Videos and violence – Defending Islam and free speech

October 5, 2012

By Nigel Wilson

The online publication of the Innocence of Muslims video was the catalyst for violent and at times deadly protests in some countries. In the UK the series of events has pushed debates on freedom of expression and cultural sensitivity into the mainstream. For October’s First Wednesday an expert panel took to the Frontline Club stage to grapple with the big issues raised by the video and the violence.

Chaired by the delightfully dynamic Paddy O’Connell, the debate opened with each panelist outlining their stance. Whilst their views were varied, the speakers agreed that the British media had placed too great an emphasis on reporting extreme views rather than the reaction of moderates. The role of moderate thinkers and academics would come up later in the discussion.

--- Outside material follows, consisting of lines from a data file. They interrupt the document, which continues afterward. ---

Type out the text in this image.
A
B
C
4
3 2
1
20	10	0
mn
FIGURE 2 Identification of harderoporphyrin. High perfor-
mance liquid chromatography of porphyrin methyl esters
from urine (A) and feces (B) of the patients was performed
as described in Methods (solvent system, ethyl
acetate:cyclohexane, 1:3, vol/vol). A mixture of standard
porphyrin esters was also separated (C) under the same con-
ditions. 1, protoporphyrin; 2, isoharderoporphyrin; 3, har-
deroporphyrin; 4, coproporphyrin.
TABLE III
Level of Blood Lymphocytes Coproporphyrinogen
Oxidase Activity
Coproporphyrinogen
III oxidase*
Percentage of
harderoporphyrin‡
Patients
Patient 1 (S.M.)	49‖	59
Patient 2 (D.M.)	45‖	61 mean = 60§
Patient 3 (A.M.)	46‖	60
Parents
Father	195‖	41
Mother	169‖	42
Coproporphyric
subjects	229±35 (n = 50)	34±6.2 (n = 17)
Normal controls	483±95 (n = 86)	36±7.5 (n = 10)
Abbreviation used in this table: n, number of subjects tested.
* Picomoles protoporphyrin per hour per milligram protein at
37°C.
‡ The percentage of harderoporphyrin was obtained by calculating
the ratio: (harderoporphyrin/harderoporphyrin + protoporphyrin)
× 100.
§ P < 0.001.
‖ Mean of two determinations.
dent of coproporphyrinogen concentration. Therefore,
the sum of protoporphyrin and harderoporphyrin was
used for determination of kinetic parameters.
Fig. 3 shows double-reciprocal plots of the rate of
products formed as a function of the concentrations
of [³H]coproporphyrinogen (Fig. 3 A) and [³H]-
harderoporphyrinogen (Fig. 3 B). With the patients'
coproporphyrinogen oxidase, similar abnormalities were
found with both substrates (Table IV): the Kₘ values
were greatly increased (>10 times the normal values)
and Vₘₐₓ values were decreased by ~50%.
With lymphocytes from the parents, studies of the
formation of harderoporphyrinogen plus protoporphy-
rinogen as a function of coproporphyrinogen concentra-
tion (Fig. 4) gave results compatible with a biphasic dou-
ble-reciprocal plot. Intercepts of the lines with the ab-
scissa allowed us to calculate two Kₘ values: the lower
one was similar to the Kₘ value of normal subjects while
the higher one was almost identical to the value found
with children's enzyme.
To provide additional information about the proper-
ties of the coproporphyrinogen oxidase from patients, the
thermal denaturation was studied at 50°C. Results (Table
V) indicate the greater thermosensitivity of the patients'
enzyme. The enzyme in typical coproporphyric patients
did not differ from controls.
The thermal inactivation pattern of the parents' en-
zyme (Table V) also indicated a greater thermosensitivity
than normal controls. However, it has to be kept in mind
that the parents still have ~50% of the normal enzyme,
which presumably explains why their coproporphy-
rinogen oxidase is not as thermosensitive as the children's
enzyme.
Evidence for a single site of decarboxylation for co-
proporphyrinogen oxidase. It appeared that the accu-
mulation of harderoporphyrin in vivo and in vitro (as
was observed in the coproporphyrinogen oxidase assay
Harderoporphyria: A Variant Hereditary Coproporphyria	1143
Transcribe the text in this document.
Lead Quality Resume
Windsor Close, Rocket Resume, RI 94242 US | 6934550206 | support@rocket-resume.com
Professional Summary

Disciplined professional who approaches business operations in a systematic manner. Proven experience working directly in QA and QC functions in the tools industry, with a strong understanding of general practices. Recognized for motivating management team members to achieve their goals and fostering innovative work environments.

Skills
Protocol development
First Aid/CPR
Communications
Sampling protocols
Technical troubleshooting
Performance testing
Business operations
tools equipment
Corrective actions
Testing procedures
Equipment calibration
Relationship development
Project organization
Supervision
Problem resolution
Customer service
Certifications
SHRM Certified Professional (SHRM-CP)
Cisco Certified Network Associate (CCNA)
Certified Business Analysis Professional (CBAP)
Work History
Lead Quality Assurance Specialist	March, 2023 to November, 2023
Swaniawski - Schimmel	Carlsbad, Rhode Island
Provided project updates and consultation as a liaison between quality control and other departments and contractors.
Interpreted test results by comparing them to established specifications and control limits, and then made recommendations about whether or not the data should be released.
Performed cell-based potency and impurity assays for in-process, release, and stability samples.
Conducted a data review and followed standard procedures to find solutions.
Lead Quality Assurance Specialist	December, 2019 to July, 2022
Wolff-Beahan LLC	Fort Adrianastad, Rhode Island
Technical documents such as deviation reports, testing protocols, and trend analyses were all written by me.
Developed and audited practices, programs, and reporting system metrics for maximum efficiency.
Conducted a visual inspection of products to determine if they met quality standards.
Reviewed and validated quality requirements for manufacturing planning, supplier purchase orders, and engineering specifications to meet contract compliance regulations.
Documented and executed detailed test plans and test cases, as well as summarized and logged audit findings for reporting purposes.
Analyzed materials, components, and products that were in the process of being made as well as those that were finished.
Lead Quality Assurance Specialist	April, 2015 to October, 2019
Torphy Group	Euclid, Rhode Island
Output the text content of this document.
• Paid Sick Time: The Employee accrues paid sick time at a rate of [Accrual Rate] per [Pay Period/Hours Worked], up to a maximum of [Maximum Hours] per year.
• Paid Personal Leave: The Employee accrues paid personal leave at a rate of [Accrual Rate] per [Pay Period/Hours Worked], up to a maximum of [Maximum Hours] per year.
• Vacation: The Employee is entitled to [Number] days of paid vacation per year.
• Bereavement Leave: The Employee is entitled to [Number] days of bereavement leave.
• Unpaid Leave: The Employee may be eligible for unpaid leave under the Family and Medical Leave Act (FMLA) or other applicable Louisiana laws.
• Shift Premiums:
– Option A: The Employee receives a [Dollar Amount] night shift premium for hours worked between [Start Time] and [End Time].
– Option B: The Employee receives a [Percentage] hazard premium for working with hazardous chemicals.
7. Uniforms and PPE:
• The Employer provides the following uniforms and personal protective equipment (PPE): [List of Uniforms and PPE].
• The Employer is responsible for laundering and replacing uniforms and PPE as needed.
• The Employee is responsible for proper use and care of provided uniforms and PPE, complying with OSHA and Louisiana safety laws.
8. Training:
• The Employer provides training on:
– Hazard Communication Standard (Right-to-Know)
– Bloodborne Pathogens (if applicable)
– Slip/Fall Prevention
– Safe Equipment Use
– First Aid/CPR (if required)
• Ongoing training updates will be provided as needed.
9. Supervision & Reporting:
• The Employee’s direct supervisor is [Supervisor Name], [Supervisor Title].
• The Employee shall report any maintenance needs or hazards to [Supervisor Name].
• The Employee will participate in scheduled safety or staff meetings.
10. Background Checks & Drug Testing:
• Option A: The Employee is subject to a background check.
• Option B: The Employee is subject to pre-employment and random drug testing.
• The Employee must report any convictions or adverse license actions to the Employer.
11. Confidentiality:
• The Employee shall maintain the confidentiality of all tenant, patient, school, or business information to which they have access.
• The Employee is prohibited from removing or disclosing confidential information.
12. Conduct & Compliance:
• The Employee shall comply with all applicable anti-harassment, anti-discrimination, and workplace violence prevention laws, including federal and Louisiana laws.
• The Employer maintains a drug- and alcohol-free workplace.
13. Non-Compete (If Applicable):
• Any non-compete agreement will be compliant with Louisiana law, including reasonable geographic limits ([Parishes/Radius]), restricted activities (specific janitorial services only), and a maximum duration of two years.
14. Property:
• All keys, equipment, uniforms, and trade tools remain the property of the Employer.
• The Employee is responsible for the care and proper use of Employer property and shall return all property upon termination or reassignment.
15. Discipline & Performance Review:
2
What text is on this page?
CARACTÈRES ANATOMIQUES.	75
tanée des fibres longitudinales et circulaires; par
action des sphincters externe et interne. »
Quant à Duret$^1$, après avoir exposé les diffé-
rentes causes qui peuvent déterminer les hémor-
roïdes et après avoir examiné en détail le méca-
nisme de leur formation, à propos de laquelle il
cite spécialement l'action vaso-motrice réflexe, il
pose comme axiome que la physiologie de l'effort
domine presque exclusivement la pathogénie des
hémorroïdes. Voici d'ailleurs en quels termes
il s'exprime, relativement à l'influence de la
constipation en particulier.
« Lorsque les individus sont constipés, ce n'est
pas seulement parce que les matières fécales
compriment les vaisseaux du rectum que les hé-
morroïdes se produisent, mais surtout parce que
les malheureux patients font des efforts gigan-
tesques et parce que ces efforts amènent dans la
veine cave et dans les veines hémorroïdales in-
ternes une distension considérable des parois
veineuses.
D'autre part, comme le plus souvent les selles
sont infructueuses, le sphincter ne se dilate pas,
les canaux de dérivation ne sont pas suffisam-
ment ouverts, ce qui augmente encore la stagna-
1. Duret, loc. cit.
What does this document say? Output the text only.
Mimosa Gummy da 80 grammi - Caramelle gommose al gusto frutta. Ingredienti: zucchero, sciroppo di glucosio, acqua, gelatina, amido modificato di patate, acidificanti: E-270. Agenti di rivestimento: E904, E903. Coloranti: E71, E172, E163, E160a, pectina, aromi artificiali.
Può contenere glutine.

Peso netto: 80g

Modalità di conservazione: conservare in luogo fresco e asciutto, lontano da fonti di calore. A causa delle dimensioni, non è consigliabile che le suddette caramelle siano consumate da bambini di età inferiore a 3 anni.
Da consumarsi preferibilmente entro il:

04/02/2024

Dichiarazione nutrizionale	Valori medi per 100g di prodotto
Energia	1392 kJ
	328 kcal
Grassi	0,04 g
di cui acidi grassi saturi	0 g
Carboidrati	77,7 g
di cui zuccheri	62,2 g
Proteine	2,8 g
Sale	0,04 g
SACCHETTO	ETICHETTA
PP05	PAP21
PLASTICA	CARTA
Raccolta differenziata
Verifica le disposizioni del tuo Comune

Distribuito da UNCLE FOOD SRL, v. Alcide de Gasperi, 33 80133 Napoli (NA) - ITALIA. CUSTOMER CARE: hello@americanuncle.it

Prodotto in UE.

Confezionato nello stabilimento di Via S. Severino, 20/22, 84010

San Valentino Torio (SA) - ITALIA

In an examination of the root causes of the violent protests, long term American foreign policy was mooted as a cause by writer and academic Myriam Francois-Cerrah:

"It’s people in the third world who’ve been bombed, who’ve lived under dictatorships who for years have regarded the West and in particular the US as having played an important part in holding them down and they view the film…you’ve got to remember that for people in the Middle East it wasn’t clear that the American government had nothing to do with it. I know that’s absurd but preachers were coming in telling people that Hollywood had made this movie and that the government approved it."

This view was hotly contested by a number of the panel including The Times columnist David Aaronovitch:

"There is a perception that’s created by people who are on the right of political Islam which creates a sense of total victimhood and plays upon grievance at moments like this in order to get a reaction."

Maajid Nawaz who’s previously spent 13 years inside an Islamist organisation suggested that the causes lie somewhere between the two:

"We used to look at occurring geopolitical events and discuss how we could use those events to further our narrative that there’s a global war going on against Islam and Muslims… There’s a vested interest in two extremes. The anti-Islam extremists and Islamist extremists. Foreign policy is only half the truth."

Award winning author Tom Holland stressed the importance of belief that led to the protests:

"The reason we’ve had this response is that Mohammed is regarded by Muslims as the model of human behaviour. The ferocity of the response maybe reflects an over emphasis on certain elements in global Islam on the life of the Prophet and not on the divine."

The debate shifted to questions on censorship as a result of the deadly protests. Index on Censorship chief executive Kirsty Hughes expressed concern that self-censorship has already crept in when discussing religions like Islam:

"People in this country feel inhibited about whether they can analyse and challenge through our politics and our documentaries. Especially Islam. So there’s self-censorship going on."

Whilst the biggest cheer of the night was reserved for Aaronovitch‘s call for everyone to learn to get offended less readily, the panel agreed that in the globalised digital age these types of protests are likely to repeat.